Spiritual Element Present
Spirituality can be a source of strength for caregivers. All across Indian Country there are many ways of spiritual belief and practice. If caregivers are comfortable with discussing spirituality, let it be an important part of of nurturing caregivers and elders with dementia. There may also be American Indian and Alaska Native families that keep to older beliefs of their tribe, too. They may believe the elder’s changed way of being is a sign that they are communicating with the “other side” or preparing to go to the “other side.” Such beliefs can be a more positive way of understanding the changes that are taking place with the elder. Caregivers may see themselves as involved in a much larger life experience than the ordinary tasks of caregiving alone.
Teach Family, Friends, and Other Community Members
No one is born knowing about the facts of dementia. Tell your caregivers that they will learn many things in this Savvy caregiving course. Tell them to share their new knowledge with others. They will be glad to understand what is happening to the elder and feel more motivated to be helpful in the caregiving process, even if it is just to teach their family and friends the facts of memory and thinking losses. To help your caregivers to get started discussing and answering questions about dementia for your family and friends, the next page can be removed and given to caregivers as an informational handout.
For Our Family, Friends, and Community: Some Facts about Memory and Thinking Loss for Natives
American Indians and Alaska Natives have always respected their elders. This is more important now than ever before. More and more American Indians and Alaska Natives are living into old age. This means many good things for families. It also means living into the ages in which some elders appear confused and forgetful. Some people believe that the odd behavior is due to the elder preparing for another world.

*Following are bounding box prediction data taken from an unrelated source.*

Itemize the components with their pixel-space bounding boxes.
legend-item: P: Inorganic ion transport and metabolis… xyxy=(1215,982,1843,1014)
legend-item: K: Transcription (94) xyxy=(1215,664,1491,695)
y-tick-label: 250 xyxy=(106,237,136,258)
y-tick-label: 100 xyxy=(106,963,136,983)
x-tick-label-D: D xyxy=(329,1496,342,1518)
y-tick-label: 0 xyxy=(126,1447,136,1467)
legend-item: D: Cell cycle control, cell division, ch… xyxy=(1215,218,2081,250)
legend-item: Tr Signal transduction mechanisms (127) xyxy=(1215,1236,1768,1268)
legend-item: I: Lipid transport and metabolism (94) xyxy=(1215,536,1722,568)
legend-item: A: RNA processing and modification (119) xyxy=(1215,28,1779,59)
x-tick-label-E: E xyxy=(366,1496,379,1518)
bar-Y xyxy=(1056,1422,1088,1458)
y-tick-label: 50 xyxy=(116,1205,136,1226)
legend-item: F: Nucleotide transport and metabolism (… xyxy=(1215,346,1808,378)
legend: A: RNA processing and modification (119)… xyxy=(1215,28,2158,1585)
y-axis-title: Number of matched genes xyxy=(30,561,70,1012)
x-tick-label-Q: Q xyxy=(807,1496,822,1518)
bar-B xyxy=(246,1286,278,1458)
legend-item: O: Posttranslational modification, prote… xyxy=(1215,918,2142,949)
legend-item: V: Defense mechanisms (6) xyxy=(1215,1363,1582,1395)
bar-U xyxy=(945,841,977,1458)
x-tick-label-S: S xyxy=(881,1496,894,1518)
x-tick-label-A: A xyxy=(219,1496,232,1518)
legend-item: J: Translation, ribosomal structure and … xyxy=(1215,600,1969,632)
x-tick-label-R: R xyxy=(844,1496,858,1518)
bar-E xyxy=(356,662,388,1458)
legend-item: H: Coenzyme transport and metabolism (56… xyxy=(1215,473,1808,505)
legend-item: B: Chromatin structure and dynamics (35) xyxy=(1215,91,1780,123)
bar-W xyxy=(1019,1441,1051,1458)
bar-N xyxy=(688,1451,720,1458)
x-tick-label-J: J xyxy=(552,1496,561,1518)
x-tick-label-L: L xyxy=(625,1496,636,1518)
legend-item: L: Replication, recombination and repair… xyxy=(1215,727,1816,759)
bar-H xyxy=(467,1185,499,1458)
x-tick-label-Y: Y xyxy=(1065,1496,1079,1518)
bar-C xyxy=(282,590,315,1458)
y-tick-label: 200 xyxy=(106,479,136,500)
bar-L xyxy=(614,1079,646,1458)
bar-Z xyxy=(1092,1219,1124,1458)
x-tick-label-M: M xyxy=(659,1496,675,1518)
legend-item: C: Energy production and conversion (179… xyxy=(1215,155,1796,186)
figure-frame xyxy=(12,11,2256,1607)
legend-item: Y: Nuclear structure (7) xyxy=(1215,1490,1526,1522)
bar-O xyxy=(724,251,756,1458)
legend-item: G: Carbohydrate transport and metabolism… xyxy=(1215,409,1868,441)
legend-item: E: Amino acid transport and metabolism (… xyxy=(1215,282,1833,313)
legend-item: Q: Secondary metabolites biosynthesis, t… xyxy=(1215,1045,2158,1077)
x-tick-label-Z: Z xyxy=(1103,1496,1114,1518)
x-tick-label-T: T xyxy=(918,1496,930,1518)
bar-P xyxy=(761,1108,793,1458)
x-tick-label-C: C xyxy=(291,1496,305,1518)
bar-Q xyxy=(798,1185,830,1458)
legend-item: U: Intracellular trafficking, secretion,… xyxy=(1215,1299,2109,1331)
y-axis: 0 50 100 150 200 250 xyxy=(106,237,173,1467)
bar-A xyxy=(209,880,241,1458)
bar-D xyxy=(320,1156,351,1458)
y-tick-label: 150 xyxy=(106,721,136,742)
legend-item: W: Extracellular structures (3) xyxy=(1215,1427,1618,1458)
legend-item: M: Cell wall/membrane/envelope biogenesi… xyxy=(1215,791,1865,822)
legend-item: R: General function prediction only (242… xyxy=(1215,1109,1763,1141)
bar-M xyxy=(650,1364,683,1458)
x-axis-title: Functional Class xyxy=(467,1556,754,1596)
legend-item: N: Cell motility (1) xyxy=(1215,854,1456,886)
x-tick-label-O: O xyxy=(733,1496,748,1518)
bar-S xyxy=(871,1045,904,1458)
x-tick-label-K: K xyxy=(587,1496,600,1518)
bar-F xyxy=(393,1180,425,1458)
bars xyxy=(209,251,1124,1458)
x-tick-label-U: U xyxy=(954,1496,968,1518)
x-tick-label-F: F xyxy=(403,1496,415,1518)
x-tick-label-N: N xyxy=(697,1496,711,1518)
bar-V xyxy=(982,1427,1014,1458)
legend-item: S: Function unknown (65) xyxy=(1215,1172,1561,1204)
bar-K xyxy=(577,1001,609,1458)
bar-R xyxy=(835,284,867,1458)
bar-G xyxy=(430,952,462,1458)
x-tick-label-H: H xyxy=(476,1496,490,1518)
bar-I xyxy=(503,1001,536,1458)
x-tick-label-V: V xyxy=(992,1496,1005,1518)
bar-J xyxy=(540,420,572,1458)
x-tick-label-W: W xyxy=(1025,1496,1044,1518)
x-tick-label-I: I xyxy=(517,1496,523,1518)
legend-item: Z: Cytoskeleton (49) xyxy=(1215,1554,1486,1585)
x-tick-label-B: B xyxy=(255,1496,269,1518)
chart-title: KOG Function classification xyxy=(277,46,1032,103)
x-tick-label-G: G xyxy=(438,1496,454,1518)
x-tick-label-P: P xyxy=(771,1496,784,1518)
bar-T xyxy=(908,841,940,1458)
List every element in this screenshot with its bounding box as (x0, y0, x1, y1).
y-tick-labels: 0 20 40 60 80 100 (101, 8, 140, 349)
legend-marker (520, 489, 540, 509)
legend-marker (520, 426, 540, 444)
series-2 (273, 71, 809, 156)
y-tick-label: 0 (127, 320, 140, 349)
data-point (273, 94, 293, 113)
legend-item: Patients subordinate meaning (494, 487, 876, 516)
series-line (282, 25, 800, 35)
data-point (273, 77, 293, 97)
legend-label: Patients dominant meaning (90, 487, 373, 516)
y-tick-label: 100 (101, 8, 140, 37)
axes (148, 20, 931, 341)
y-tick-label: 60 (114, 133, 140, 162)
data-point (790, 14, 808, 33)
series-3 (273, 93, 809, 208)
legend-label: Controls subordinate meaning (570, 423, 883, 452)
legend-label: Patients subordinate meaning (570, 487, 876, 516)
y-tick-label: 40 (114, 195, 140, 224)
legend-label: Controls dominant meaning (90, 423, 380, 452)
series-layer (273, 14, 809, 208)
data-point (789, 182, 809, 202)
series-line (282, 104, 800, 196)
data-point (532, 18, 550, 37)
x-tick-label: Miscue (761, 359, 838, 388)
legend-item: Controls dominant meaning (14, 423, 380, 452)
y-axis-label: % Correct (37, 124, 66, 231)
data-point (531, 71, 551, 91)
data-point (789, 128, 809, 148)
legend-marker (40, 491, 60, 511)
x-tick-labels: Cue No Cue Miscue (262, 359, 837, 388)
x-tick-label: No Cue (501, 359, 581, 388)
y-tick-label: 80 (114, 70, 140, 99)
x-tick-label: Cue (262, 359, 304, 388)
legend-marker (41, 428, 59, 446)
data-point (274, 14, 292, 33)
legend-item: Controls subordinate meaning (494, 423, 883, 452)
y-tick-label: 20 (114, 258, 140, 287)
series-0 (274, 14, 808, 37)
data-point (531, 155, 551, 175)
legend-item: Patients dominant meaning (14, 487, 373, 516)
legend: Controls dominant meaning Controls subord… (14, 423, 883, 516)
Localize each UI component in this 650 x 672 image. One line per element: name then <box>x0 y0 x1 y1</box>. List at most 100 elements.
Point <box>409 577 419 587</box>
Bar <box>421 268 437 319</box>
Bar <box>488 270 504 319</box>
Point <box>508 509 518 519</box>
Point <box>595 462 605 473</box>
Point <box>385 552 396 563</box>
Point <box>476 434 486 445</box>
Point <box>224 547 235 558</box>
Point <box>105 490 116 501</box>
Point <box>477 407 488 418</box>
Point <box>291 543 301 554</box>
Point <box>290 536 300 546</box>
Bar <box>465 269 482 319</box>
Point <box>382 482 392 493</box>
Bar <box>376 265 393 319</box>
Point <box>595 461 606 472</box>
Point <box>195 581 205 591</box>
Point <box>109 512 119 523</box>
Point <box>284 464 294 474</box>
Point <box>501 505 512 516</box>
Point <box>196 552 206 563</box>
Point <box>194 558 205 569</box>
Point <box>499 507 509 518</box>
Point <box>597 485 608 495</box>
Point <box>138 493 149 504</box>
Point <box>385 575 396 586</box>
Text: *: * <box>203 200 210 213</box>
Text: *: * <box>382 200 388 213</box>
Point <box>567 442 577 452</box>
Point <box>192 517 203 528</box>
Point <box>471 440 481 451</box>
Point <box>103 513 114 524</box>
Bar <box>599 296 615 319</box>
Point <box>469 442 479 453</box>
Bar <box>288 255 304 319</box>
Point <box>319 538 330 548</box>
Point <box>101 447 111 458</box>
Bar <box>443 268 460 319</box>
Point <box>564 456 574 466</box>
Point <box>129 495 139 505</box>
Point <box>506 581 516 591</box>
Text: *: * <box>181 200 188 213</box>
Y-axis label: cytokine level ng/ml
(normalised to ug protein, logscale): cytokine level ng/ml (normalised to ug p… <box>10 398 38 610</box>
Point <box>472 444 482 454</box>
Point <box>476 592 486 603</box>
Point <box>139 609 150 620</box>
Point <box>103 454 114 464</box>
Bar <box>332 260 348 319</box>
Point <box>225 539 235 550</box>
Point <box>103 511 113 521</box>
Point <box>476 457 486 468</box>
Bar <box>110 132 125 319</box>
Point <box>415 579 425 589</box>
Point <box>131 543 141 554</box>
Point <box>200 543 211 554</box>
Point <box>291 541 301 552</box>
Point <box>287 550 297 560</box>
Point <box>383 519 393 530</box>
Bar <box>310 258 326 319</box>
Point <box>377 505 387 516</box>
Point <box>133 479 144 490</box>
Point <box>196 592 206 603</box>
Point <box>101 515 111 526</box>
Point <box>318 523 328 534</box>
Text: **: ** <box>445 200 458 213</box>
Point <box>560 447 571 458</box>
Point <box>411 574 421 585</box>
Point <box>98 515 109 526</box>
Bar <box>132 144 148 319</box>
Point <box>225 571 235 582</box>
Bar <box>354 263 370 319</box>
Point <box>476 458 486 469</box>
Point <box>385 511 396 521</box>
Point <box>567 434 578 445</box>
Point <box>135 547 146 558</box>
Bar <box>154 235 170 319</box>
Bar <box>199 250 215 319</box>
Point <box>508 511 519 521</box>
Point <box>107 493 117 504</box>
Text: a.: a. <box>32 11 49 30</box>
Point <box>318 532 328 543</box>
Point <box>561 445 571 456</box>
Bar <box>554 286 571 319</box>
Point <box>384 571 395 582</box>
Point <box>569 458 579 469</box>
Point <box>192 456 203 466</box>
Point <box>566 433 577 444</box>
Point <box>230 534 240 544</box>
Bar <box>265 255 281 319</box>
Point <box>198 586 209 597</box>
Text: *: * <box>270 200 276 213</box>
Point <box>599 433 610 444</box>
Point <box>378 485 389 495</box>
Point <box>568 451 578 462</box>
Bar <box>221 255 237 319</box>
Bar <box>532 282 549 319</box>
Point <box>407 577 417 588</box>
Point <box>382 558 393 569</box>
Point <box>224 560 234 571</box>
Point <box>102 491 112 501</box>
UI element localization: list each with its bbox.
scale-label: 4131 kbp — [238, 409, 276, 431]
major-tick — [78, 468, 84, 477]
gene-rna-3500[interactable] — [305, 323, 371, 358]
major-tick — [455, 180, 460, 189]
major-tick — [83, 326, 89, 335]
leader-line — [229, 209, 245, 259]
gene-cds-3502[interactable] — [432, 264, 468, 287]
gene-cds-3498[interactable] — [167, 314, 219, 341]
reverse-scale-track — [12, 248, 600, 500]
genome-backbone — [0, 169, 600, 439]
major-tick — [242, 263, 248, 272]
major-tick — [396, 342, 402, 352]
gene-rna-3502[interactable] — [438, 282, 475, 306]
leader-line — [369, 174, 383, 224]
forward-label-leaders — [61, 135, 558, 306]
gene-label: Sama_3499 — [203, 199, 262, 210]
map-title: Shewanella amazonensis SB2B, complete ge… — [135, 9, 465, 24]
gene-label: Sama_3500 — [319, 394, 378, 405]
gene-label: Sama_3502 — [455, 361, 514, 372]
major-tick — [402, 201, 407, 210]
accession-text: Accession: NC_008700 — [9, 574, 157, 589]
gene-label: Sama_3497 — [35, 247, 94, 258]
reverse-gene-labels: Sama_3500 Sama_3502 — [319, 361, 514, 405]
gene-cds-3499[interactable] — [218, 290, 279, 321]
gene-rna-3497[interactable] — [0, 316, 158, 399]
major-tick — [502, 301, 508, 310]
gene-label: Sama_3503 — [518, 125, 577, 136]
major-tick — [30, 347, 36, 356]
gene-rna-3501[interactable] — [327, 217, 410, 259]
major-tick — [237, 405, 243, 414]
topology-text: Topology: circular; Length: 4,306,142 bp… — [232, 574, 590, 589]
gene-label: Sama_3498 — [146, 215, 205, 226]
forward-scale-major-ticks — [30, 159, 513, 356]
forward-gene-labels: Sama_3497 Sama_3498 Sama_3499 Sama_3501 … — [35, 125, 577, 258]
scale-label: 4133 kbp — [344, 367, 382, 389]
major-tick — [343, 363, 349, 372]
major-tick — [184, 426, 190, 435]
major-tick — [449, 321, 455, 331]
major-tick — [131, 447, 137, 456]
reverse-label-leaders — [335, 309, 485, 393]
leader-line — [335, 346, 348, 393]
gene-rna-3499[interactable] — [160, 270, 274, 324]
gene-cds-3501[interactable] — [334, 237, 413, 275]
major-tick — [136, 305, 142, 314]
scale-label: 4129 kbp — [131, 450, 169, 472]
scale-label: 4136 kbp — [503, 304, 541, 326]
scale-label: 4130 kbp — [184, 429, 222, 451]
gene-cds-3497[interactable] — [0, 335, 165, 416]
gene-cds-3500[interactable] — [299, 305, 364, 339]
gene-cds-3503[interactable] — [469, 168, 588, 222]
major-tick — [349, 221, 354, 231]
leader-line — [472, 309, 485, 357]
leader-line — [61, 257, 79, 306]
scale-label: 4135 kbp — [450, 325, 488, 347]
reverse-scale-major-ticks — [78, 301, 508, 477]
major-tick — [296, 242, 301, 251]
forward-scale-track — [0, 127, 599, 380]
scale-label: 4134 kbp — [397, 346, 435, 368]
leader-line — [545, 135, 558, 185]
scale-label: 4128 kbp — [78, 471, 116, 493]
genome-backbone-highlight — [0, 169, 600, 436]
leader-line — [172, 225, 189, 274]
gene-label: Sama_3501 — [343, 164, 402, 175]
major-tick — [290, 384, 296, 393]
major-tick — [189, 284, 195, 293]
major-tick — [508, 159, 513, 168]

Also, medical doctors may consider confusion and forgetfulness as signs of possible dementia. Either way, family and friends want to be sure that their elders are feeling comfortable and secure. Many native people combine expert advice of traditional healers and medical doctors to find out if their elder’s confusion and forgetfulness is caused by problems that can be cured or treated from both ways of healing. In order to provide the best possible care for the elder, you as a friend and community member should:
- Keep a calm spirit yourself and among your family and friends.
- Listen to the elder talk of days gone by, their history, and recollections.
- Keep the elder safe from harm while still assisting them to do as much for themselves as possible.
- Make sure the elder eats properly and regularly and uses Title III and VI nutrition programs of the Older Americans Act.
- Make sure the elder is healthy in all ways, mind, body and spirit.
- Try to understand if the elder’s odd talk may simply be a different way of telling you that he or she is hungry, in pain, or lonely.
- Determine if a pet would work as an additional source of comfort to the elder, even if others had to help with the pet’s feeding and health.
- Show respect for yourself by keeping yourself healthy. That way you will be able to provide help for your elder loved-one or friend as long as possible.
- As the circle of life continues its march, show respect for your elders in the community by caring for them when they are dependent.
- Above all, show them that you love them. This can never be overdone, especially when the elder is forgetful and confused.